Vin? Le ministre salue les mesures, mais récolter des raisins non mûrs est « un dernier recours ».

Vin? Le ministre salue les mesures, mais récolter des raisins non mûrs est « un dernier recours ».

La Commission européenne sollicite des États membres qu’ils prennent des décisions concernant les mesures pour combattre l’excès de production de vin, notamment au Portugal, tout en offrant une flexibilité dans la plantation, parmi les mesures proposées aujourd’hui pour aider le secteur.

 

« Ce sont des mesures qui vont dans la bonne direction, et que nous demandons dans les diverses réunions des Conseils des ministres de l’Agriculture de l’Union européenne.
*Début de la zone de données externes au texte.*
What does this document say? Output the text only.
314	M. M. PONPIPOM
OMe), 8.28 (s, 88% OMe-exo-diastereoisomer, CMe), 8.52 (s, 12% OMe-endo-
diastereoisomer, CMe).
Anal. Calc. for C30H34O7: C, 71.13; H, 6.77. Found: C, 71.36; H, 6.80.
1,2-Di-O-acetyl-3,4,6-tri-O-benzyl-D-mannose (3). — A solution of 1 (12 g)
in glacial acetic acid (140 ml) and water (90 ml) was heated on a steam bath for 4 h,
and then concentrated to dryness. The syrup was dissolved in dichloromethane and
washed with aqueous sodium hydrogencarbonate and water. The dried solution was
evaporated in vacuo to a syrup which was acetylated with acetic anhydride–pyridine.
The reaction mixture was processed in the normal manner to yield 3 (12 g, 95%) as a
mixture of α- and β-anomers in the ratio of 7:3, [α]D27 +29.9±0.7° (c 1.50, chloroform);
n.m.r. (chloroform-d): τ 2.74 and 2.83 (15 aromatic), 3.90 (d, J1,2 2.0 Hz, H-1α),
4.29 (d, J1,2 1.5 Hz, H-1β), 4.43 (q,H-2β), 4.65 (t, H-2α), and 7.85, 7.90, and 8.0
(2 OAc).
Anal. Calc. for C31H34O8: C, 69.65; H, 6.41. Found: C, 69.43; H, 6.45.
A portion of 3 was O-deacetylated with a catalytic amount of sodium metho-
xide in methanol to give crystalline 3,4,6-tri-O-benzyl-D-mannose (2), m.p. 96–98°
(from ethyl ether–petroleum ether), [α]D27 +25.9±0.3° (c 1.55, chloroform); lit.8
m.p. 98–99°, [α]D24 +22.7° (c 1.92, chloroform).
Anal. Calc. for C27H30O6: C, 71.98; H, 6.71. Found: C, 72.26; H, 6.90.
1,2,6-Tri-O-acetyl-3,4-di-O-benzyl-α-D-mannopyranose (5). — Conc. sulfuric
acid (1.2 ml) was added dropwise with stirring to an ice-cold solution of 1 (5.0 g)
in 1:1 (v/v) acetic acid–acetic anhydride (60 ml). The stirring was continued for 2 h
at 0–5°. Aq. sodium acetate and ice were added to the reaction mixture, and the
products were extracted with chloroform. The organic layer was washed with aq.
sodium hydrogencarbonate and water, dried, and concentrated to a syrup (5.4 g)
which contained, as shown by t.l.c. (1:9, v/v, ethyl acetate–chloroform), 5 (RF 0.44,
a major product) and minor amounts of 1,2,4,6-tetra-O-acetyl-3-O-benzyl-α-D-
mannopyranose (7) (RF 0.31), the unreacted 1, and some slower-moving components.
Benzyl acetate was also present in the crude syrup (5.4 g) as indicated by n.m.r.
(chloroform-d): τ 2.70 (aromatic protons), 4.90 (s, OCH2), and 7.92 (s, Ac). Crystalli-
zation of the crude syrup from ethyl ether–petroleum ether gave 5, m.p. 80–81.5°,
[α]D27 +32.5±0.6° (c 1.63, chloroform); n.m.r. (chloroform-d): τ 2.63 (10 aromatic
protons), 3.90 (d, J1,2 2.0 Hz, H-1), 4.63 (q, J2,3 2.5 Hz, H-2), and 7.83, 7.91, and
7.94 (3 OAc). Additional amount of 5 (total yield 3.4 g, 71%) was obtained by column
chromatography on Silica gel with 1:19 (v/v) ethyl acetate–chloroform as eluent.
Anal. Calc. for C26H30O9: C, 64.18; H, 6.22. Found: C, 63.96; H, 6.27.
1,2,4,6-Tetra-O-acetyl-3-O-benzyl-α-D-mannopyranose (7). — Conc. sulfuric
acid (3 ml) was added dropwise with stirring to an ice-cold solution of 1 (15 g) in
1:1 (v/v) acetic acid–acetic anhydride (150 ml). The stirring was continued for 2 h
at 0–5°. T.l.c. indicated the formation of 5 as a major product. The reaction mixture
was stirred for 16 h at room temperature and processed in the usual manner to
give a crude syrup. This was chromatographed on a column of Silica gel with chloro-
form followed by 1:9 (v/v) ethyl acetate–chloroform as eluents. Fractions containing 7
Bon nombre de ces mesures ont déjà été anticipées par nous », a affirmé le ministre de l’Agriculture et des Pêches, José Manuel Fernandes, dans des déclarations à Lusa.

Le ministre considère que la promotion des vins portugais est « absolument essentielle », notamment sur les marchés hors de l’Union européenne.

Le responsable de l’Agriculture a souligné que, pour la première fois, des fonds du IVV — Institut de la Vigne et du Vin et de l’IVDP — Institut des Vins du Douro et de Porto ont été débloqués, qualifiant de « stupide » leur rétention à un moment où le pays avait le plus besoin de promotion.

José Manuel Fernandes estime aussi qu’il est important de rendre l’étiquetage plus clair, comme le Portugal l’a déjà fait, afin que le consommateur sache d’où provient ce qu’il boit.

Par ailleurs, il a souligné que la flexibilité des autorisations permettra à ceux qui ont le droit de plantation de bénéficier d’un délai prolongé pour l’investissement.

Toutefois, des mesures telles que l’arrachage de vignes ou la récolte en vert ne seront envisagées qu’en dernier recours.

La récolte en vert signifie que les producteurs sont payés pour cueillir les raisins avant qu’ils ne soient prêts à être transformés en vin, autrement dit, le fruit est jeté.

« L’arrachage de la vigne ou la récolte en vert sont des mesures que nous ne voulons pas utiliser. Nous voulons que nos vins soient connus et savourés », a-t-il insisté, ajoutant que le marché de l’Union européenne, avec ses 450 millions de personnes, doit être exploité.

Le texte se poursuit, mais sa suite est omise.